# well look who's the adventurous one...Taiwan baby!



## bettaforu (Sep 6, 2009)

Just snapped these of the new Taiwan babies....and would you look at
that...a Wine Red panda at 3 days old!  All by itself over at the new floss I put in this am.










and here is some of its siblings....they are the paler tiny blue ones in the floss, and it looks like I have 2 x 1 bars, the other 2 are pandas. The rest are all underneath, so couldn't get a pic of them. 

The darker one is my 2 week old BKK Panda from my BKK momma (mirrored against the side of the glass)

Growing good now.


----------



## Fishfur (Mar 4, 2012)

I need new glasses !.. kewl shrimplets !


----------



## bettaforu (Sep 6, 2009)

Ha Karen I had to use the magnifier on top of the reading glasses I had on to find these....try photographing them too...its was OK where the heck are they and point the camera and shoot and hope you got them in the lense.


----------



## Fishfur (Mar 4, 2012)

Much as I hate Rogers.. they did give me a good deal on my net hookup for the next two years. I've been leaving the money I'd have spent in the account and letting it build, and I found the camera I've been wanting ever since I first saw it on a great boxing day sale.. so I splurged and got it. Still waiting on delivery. And it will be another year before I can afford a macro lens to use with it.. but still.. 18 mp.. and it should have the adjustable shutter speeds to take pics of fast moving objects.. like things that swim !
Dying to try it !


----------



## camboy012406 (Jun 11, 2010)

wow they are bigger now. what are your parameters for them?


----------



## bettaforu (Sep 6, 2009)

got them in a breeders box attached to the planted tank where all the adults are. I have an airstone some oak leaves, and couple pieces of filter floss in with them. I add every 2 days some earthworm powder mixed with tank water so I can squirt it in over the floss....they are all eating good and growing.

PH in that tank is below 6 but I don't know the exact number. I don't test for TDS etc.
check out this one.


----------



## bettaforu (Sep 6, 2009)

Update on the baby Taiwans.
Turned on the lights this am and snapped this pic....you can see the WR baby in the right hand corner along with my blue panda, but look whos' lurking under the floss by the leaf another WR and on the floss another panda! 
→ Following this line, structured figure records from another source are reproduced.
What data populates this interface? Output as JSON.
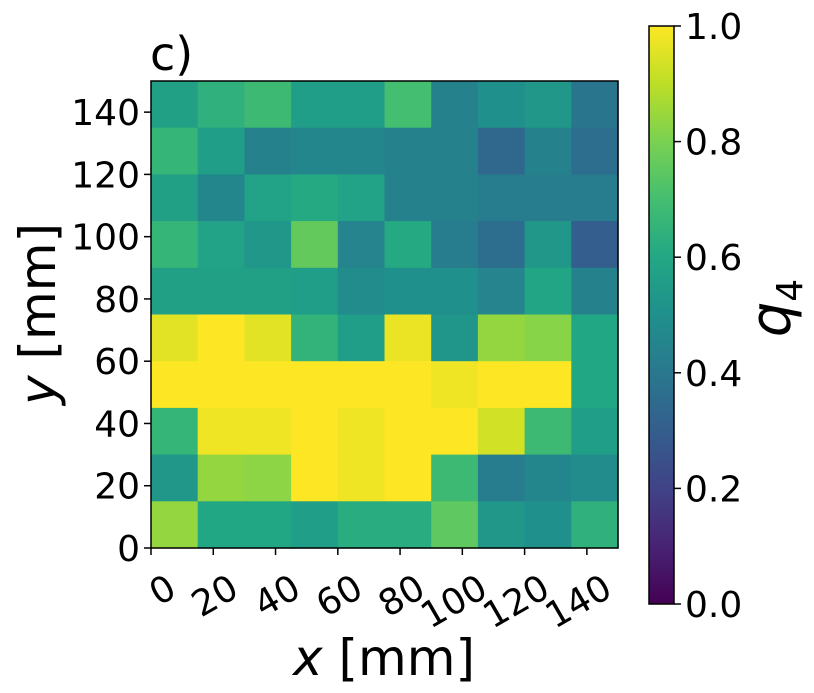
{
  "chart_data": {
    "type": "heatmap",
    "panel_label": "c)",
    "xlabel_var": "x",
    "xlabel_unit": " [mm]",
    "ylabel_var": "y",
    "ylabel_unit": " [mm]",
    "colorbar_label_var": "q",
    "colorbar_label_sub": "4",
    "xlim": [
      0,
      150
    ],
    "ylim": [
      0,
      150
    ],
    "x_ticks": [
      0,
      20,
      40,
      60,
      80,
      100,
      120,
      140
    ],
    "y_ticks": [
      0,
      20,
      40,
      60,
      80,
      100,
      120,
      140
    ],
    "colorbar_range": [
      0.0,
      1.0
    ],
    "colorbar_ticks": [
      "0.0",
      "0.2",
      "0.4",
      "0.6",
      "0.8",
      "1.0"
    ],
    "colormap": "viridis",
    "cell_size_mm": 15,
    "rows_top_to_bottom": [
      [
        0.57,
        0.64,
        0.68,
        0.56,
        0.56,
        0.7,
        0.44,
        0.5,
        0.53,
        0.39
      ],
      [
        0.66,
        0.56,
        0.44,
        0.46,
        0.46,
        0.44,
        0.44,
        0.34,
        0.44,
        0.36
      ],
      [
        0.57,
        0.46,
        0.58,
        0.61,
        0.58,
        0.44,
        0.44,
        0.42,
        0.42,
        0.42
      ],
      [
        0.66,
        0.58,
        0.53,
        0.76,
        0.45,
        0.61,
        0.42,
        0.36,
        0.53,
        0.3
      ],
      [
        0.57,
        0.57,
        0.57,
        0.56,
        0.48,
        0.5,
        0.5,
        0.45,
        0.59,
        0.44
      ],
      [
        0.96,
        1.0,
        0.96,
        0.65,
        0.56,
        0.97,
        0.52,
        0.84,
        0.82,
        0.6
      ],
      [
        1.0,
        1.0,
        1.0,
        1.0,
        1.0,
        1.0,
        0.98,
        1.0,
        1.0,
        0.6
      ],
      [
        0.66,
        0.98,
        0.98,
        1.0,
        0.98,
        1.0,
        1.0,
        0.93,
        0.68,
        0.56
      ],
      [
        0.53,
        0.84,
        0.83,
        1.0,
        0.98,
        1.0,
        0.68,
        0.42,
        0.46,
        0.48
      ],
      [
        0.84,
        0.6,
        0.6,
        0.56,
        0.62,
        0.62,
        0.75,
        0.53,
        0.5,
        0.64
      ]
    ]
  }
}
These babies hide right down in the soil so you can not see them all the time, and this is why I didn't see them the day they were born, but now they are growing and becoming adventurous and out more often which is why I am now seeing more of the WR ones.


----------



## bettaforu (Sep 6, 2009)

My growing up BKK at 5 weeks old now.








Now you know where the babies go!!! Look at the Panda its under the soil 
these babies can hide anywhere.


----------



## Exquizique (Nov 19, 2012)

Love your pics and tracking the growth and progress of the babies!!


----------



## camboy012406 (Jun 11, 2010)

wow they are big now.


----------



## bettaforu (Sep 6, 2009)

Yep they are starting to grow pretty good, at least now I can definitely find the 5 week olds, the 3 week olds are still hard to find unless they are sitting right on the glass or gravel or at the front of the floss.


----------



## camboy012406 (Jun 11, 2010)

what are your water parameters for them?


----------



## bettaforu (Sep 6, 2009)

They are in the breeder box that's attached to the planted tank. PH is below 6 but I don't know exactly as I don't have a meter to check it. I don't check anything else either. RO/mix water in this tank, CO2 going 24/7 and lights on for 12 hours.

I don't do much to the tank except add the water when the levels go down.
I am feeding earthworm powder mixed with water squirted in over the floss every 2-3 days nothing else.


----------